An evening with Wanda Robson, champion of Viola Desmond’s legacyFebruary 6, 2020
For immediate release
Gatineau, Quebec, February 6, 2020 — The Canadian Museum of History is proud to host a special evening on February 27 with author and educator Wanda Robson, youngest sister of Viola Desmond, “Canada’s Rosa Parks.” Ms. Robson is well known for raising public awareness of the struggle for racial equality in Canada, and was instrumental in the drive to have Viola Desmond’s image appear on Canada’s new $10 bill.
Wanda Robson is the youngest sister of Viola Desmond, who became famous for refusing to sit in the back of a movie theatre on a fateful evening in 1946. A successful businesswoman in her day, Ms. Desmond refused to be treated differently, based on the colour of her skin. Since Ms. Desmond’s death in 1965, in addition to her many other activities, Ms. Robson has championed her sister’s legacy in public appearances and in print — including the book Sister to Courage: Stories from the World of Viola Desmond, Canada’s Rosa Parks.
The Museum of History is pleased to have the support of TD Bank Group for this unique evening presentation.
“TD has a long-standing commitment to helping to contribute to a society where more people see themselves reflected in the stories that are shaping Canada. Through the TD Ready Commitment, we are proud to recognize the work of Wanda Robson, as a champion and advocate for human rights, equality, and Viola Desmond’s legacy as part of our 2020 Black History Month Series,” said Naki Osutei, Associate Vice President, Social Impact, TD Bank Group.
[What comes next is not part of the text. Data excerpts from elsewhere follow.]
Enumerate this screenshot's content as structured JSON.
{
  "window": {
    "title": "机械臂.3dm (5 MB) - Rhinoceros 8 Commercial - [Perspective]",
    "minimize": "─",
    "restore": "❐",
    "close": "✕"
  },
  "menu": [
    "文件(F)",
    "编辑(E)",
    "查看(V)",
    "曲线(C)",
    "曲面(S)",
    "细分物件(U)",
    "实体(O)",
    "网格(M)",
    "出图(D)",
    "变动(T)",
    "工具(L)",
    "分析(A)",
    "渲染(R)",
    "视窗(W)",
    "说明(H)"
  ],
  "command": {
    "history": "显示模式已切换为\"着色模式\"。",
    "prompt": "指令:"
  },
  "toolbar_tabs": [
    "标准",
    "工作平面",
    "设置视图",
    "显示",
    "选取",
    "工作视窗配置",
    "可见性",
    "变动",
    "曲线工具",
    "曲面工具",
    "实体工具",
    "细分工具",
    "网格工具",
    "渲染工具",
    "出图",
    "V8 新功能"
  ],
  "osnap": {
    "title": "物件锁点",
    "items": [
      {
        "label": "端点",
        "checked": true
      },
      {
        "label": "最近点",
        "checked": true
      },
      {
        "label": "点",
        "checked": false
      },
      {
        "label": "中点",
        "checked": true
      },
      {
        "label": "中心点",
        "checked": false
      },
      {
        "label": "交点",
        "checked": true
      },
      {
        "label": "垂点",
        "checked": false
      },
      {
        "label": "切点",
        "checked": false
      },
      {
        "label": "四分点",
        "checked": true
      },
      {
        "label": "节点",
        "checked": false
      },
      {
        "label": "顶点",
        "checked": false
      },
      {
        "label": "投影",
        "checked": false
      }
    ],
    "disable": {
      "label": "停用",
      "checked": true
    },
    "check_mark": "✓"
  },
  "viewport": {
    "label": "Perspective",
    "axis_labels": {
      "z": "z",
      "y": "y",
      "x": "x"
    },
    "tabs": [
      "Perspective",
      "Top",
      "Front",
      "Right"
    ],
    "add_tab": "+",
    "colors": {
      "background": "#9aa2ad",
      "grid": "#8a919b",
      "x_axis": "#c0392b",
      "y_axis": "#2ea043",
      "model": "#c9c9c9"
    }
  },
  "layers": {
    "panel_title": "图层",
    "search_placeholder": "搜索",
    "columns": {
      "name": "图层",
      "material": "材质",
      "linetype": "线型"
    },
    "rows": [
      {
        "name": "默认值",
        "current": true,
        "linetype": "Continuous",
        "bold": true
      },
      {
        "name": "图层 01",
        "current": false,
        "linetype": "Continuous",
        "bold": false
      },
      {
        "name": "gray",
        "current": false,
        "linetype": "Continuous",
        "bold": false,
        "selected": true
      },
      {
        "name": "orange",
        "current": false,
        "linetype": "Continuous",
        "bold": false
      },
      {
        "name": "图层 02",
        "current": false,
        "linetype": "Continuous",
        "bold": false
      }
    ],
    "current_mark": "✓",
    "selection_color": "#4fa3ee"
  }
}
In 2018, Viola Desmond’s image appeared on Canada’s $10 bill, representing the first time a Canadian woman had ever appeared the $10 bill. This was largely due to the efforts of Ms. Robson, who was able to generate grassroots support across the country.
The Museum of History is further honouring Wanda Robson and Viola Desmond with plans to record an oral history interview with Ms. Robson. The Museum has acquired seats from the Roseland Theatre, in New Glasgow, Nova Scotia, which refused Ms. Desmond the right to sit where she chose. In addition, a stamp featuring Viola Desmond is on view in the National Stamp Collection, and there is a display in the Museum’s Canadian History Hall celebrating the new Canadian $10 bill and the legacy of both Viola Desmond and Wanda Robson.
This special evening will be held on Thursday, February 27, at 7 p.m. at the Museum of History.
Seats from the Roseland Theatre will be on display, and a Heritage Minute featuring Ms. Desmond will be screened. The evening will be moderated by Nova Scotia Senator Wanda Thomas Bernard — a personal friend of Ms. Robson’s — promising a fascinating look at what it means to be women of colour in Canada today. The conversation will be followed by a question and answer session and a reception in the Theatre Lobby. Tickets ($20) are available online or at 819-776-7000.
Located on the shores of the Ottawa River in Gatineau, Quebec, the Canadian Museum of History attracts over 1.2 million visitors each year. The Museum’s principal role is to enhance Canadians’ knowledge, understanding and appreciation of the events, experiences, people and objects that have shaped Canada’s history and identity, as well as to enhance Canadians’ awareness of world history and culture. Work of the Canadian Museum of History is made possible in part through financial support of the Government of Canada.